Examples

Example 1: Aligning LibriSpeech (English)

Set up

  1. Download the prepared LibriSpeech dataset (LibriSpeech data set) and extract it somewhere on your computer
  2. Download the LibriSpeech lexicon (LibriSpeech lexicon) and save it somewhere on your computer

Alignment

Aligning using pre-trained models

From the root directory of the Montreal Forced Aligner, enter the following command into the terminal:

bin/mfa_align /path/to/librispeech/dataset /path/to/librispeech/lexicon.txt english ~/Documents/aligned_librispeech

Aligning through training

From the root directory of the Montreal Forced Aligner, enter the following command into the terminal:

bin/mfa_train_and_align  /path/to/librispeech/dataset /path/to/librispeech/lexicon.txt ~/Documents/aligned_librispeech

Example 2: Generate Mandarin dictionary

Download the example Mandarin corpus and the Mandarin pinyin G2P model to some place on your machine. In examples/CH you will find several sample .lab files (orthographic transcriptions) from the THCHS-30 corpus. These are organized much as they would be for any alignment task. The dictionary reconstructor will create a word list of all the orthographic word-forms in the files, and will build a pronunciation dictionary with a phonetic transcription for each one of these words, which it will write to a file. Let’s start by running the reconstructor, as before:

bin/mfa_generate_dictionary /path/to/mandarin_pinyin_g2p.zip /path/to/examples/CH /path/to/examples/CH chinese_dict.txt

This should take no more than a few seconds. Open the output file, and check that all the words are there. The accuracy of the transcription should be near 100%. You can now use this to align your mini corpus:

bin/mfa_train_and_align path/to/examples/CH  path/to/examples/chinese_dict.txt examples/aligned_output

Since there are very few files (i.e. small training set), the alignment will be suboptimal. This example is intended more to give a sense of the pipeline for generating a dictionary and using it for alignment.
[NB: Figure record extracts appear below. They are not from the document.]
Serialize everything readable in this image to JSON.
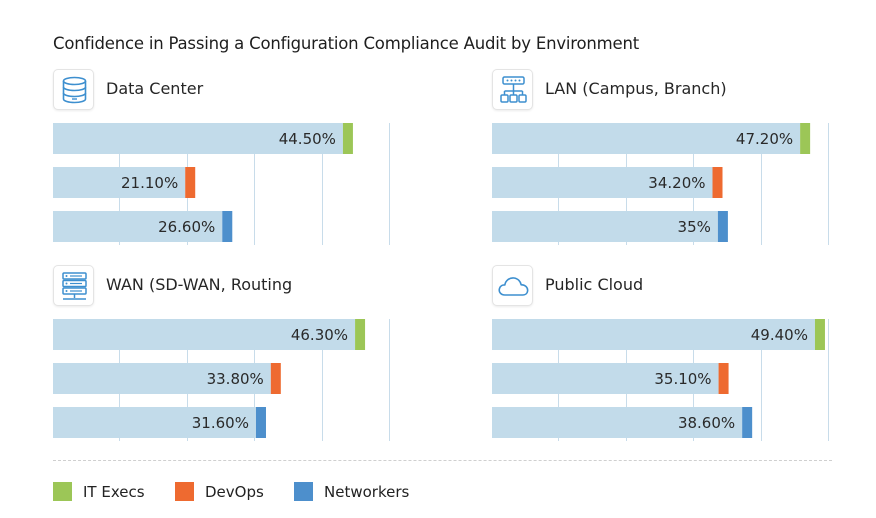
{
  "chart_data": {
    "type": "bar",
    "orientation": "horizontal",
    "title": "Confidence in Passing a Configuration Compliance Audit by Environment",
    "xlim": [
      0,
      50
    ],
    "grid": true,
    "legend": [
      {
        "name": "IT Execs",
        "color": "#9cc657"
      },
      {
        "name": "DevOps",
        "color": "#ee6a30"
      },
      {
        "name": "Networkers",
        "color": "#4d8fcc"
      }
    ],
    "panels": [
      {
        "title": "Data Center",
        "icon": "database-icon",
        "series": [
          "IT Execs",
          "DevOps",
          "Networkers"
        ],
        "values": [
          44.5,
          21.1,
          26.6
        ],
        "labels": [
          "44.50%",
          "21.10%",
          "26.60%"
        ]
      },
      {
        "title": "LAN (Campus, Branch)",
        "icon": "network-hierarchy-icon",
        "series": [
          "IT Execs",
          "DevOps",
          "Networkers"
        ],
        "values": [
          47.2,
          34.2,
          35
        ],
        "labels": [
          "47.20%",
          "34.20%",
          "35%"
        ]
      },
      {
        "title": "WAN (SD-WAN, Routing",
        "icon": "server-rack-icon",
        "series": [
          "IT Execs",
          "DevOps",
          "Networkers"
        ],
        "values": [
          46.3,
          33.8,
          31.6
        ],
        "labels": [
          "46.30%",
          "33.80%",
          "31.60%"
        ]
      },
      {
        "title": "Public Cloud",
        "icon": "cloud-icon",
        "series": [
          "IT Execs",
          "DevOps",
          "Networkers"
        ],
        "values": [
          49.4,
          35.1,
          38.6
        ],
        "labels": [
          "49.40%",
          "35.10%",
          "38.60%"
        ]
      }
    ]
  },
  "colors": {
    "bar_fill": "#c2dbea",
    "grid": "#c8dcea",
    "icon": "#3d8fcf"
  }
}
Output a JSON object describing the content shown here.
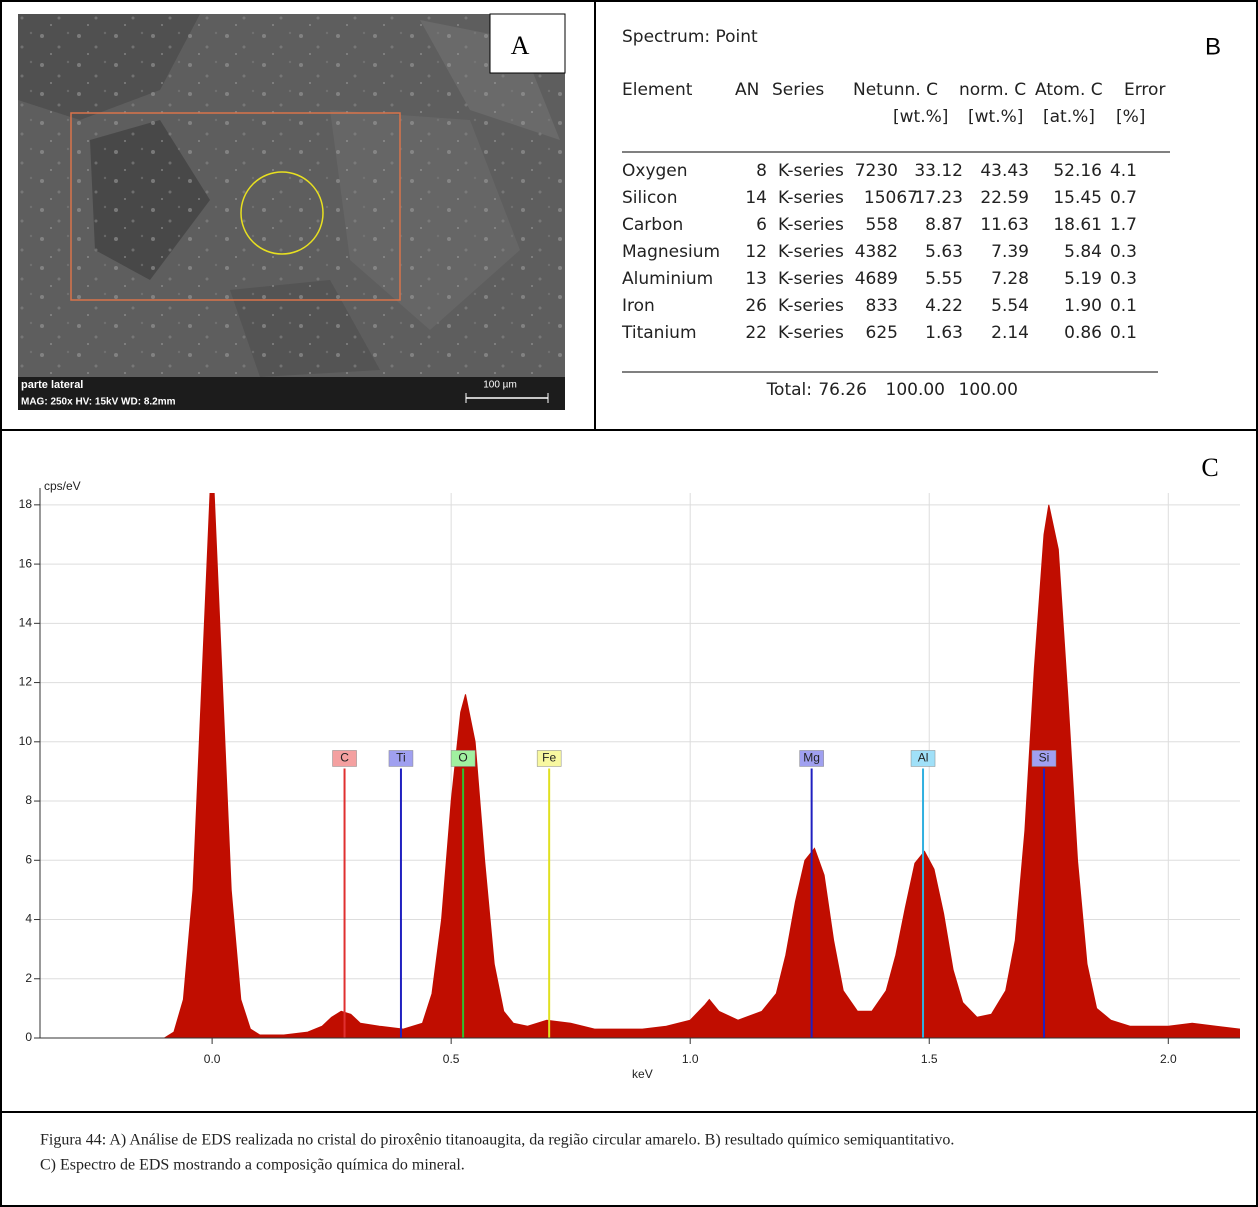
{
  "panel_a": {
    "label": "A",
    "caption_line_1": "parte lateral",
    "caption_line_2": "MAG: 250x  HV: 15kV  WD: 8.2mm",
    "scale_bar": "100 µm"
  },
  "panel_b": {
    "label": "B",
    "title": "Spectrum: Point",
    "header_1": [
      "Element",
      "AN",
      "Series",
      "Net",
      "unn. C",
      "norm. C",
      "Atom. C",
      "Error"
    ],
    "header_2": [
      "[wt.%]",
      "[wt.%]",
      "[at.%]",
      "[%]"
    ],
    "rows": [
      [
        "Oxygen",
        "8",
        "K-series",
        "7230",
        "33.12",
        "43.43",
        "52.16",
        "4.1"
      ],
      [
        "Silicon",
        "14",
        "K-series",
        "15067",
        "17.23",
        "22.59",
        "15.45",
        "0.7"
      ],
      [
        "Carbon",
        "6",
        "K-series",
        "558",
        "8.87",
        "11.63",
        "18.61",
        "1.7"
      ],
      [
        "Magnesium",
        "12",
        "K-series",
        "4382",
        "5.63",
        "7.39",
        "5.84",
        "0.3"
      ],
      [
        "Aluminium",
        "13",
        "K-series",
        "4689",
        "5.55",
        "7.28",
        "5.19",
        "0.3"
      ],
      [
        "Iron",
        "26",
        "K-series",
        "833",
        "4.22",
        "5.54",
        "1.90",
        "0.1"
      ],
      [
        "Titanium",
        "22",
        "K-series",
        "625",
        "1.63",
        "2.14",
        "0.86",
        "0.1"
      ]
    ],
    "total": [
      "Total:",
      "76.26",
      "100.00",
      "100.00"
    ]
  },
  "chart_data": {
    "type": "area",
    "panel_label": "C",
    "ylabel": "cps/eV",
    "xlabel": "keV",
    "color": "#c00d00",
    "x": [
      -0.36,
      -0.1,
      -0.08,
      -0.06,
      -0.04,
      -0.02,
      0.0,
      0.02,
      0.04,
      0.06,
      0.08,
      0.1,
      0.15,
      0.2,
      0.23,
      0.25,
      0.27,
      0.29,
      0.31,
      0.35,
      0.4,
      0.44,
      0.46,
      0.48,
      0.5,
      0.52,
      0.53,
      0.55,
      0.57,
      0.59,
      0.61,
      0.63,
      0.66,
      0.7,
      0.75,
      0.8,
      0.85,
      0.9,
      0.95,
      1.0,
      1.03,
      1.04,
      1.06,
      1.1,
      1.15,
      1.18,
      1.2,
      1.22,
      1.24,
      1.26,
      1.28,
      1.3,
      1.32,
      1.35,
      1.38,
      1.41,
      1.43,
      1.45,
      1.47,
      1.49,
      1.51,
      1.53,
      1.55,
      1.57,
      1.6,
      1.63,
      1.66,
      1.68,
      1.7,
      1.72,
      1.74,
      1.75,
      1.77,
      1.79,
      1.81,
      1.83,
      1.85,
      1.88,
      1.92,
      2.0,
      2.05,
      2.1,
      2.15
    ],
    "values": [
      0,
      0,
      0.2,
      1.3,
      5.0,
      12.5,
      20,
      12.5,
      5.0,
      1.3,
      0.3,
      0.1,
      0.1,
      0.2,
      0.4,
      0.7,
      0.9,
      0.8,
      0.5,
      0.4,
      0.3,
      0.5,
      1.5,
      4.0,
      8.0,
      11.0,
      11.6,
      10.0,
      6.0,
      2.5,
      0.9,
      0.5,
      0.4,
      0.6,
      0.5,
      0.3,
      0.3,
      0.3,
      0.4,
      0.6,
      1.1,
      1.3,
      0.9,
      0.6,
      0.9,
      1.5,
      2.8,
      4.6,
      6.0,
      6.4,
      5.5,
      3.3,
      1.6,
      0.9,
      0.9,
      1.6,
      2.8,
      4.4,
      5.9,
      6.3,
      5.7,
      4.2,
      2.3,
      1.2,
      0.7,
      0.8,
      1.6,
      3.3,
      7.0,
      12.5,
      17.0,
      18.0,
      16.5,
      11.5,
      6.0,
      2.5,
      1.0,
      0.6,
      0.4,
      0.4,
      0.5,
      0.4,
      0.3
    ],
    "peaks": [
      {
        "label": "C",
        "x": 0.277,
        "height": 9.1,
        "color": "#e03030",
        "label_color": "#f4a0a0"
      },
      {
        "label": "Ti",
        "x": 0.395,
        "height": 9.1,
        "color": "#2020c0",
        "label_color": "#a0a0f0"
      },
      {
        "label": "O",
        "x": 0.525,
        "height": 9.1,
        "color": "#30c030",
        "label_color": "#a0f0a0"
      },
      {
        "label": "Fe",
        "x": 0.705,
        "height": 9.1,
        "color": "#e0e020",
        "label_color": "#f8f8a0"
      },
      {
        "label": "Mg",
        "x": 1.254,
        "height": 9.1,
        "color": "#2020c0",
        "label_color": "#a0a0f0"
      },
      {
        "label": "Al",
        "x": 1.487,
        "height": 9.1,
        "color": "#30b0e0",
        "label_color": "#a0e0f8"
      },
      {
        "label": "Si",
        "x": 1.74,
        "height": 9.1,
        "color": "#2020c0",
        "label_color": "#a0a0f0"
      }
    ],
    "xlim": [
      -0.36,
      2.15
    ],
    "ylim": [
      0,
      18.4
    ],
    "xticks": [
      {
        "value": 0,
        "label": "0.0"
      },
      0.5,
      {
        "value": 1,
        "label": "1.0"
      },
      1.5,
      {
        "value": 2,
        "label": "2.0"
      }
    ],
    "yticks": [
      0,
      2,
      4,
      6,
      8,
      10,
      12,
      14,
      16,
      18
    ],
    "grid": true
  },
  "caption": {
    "line_1": "Figura 44: A) Análise de EDS realizada no cristal do piroxênio titanoaugita, da região circular amarelo. B) resultado químico semiquantitativo.",
    "line_2": "C) Espectro de EDS mostrando a composição química do mineral."
  }
}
Example 3: Train Mandarin G2P model

Download the example Mandarin corpus to some place on your machine. In the examples folder, you will find a small Chinese dictionary (chinese_dict.txt). It is too small to generate a usable model, but can provide a helpful example. Inputting

bin/mfa_train_g2p /path/to/examples/chinese_dict.txt CH_test_model.zip

This should take no more than a few seconds, and should produce a model which could be used for generating dictionaries

Note

Because there is so little data in chinese_dict.txt, the model produced will not be very accurate, and so any dictionary generated from it will also be inaccurate.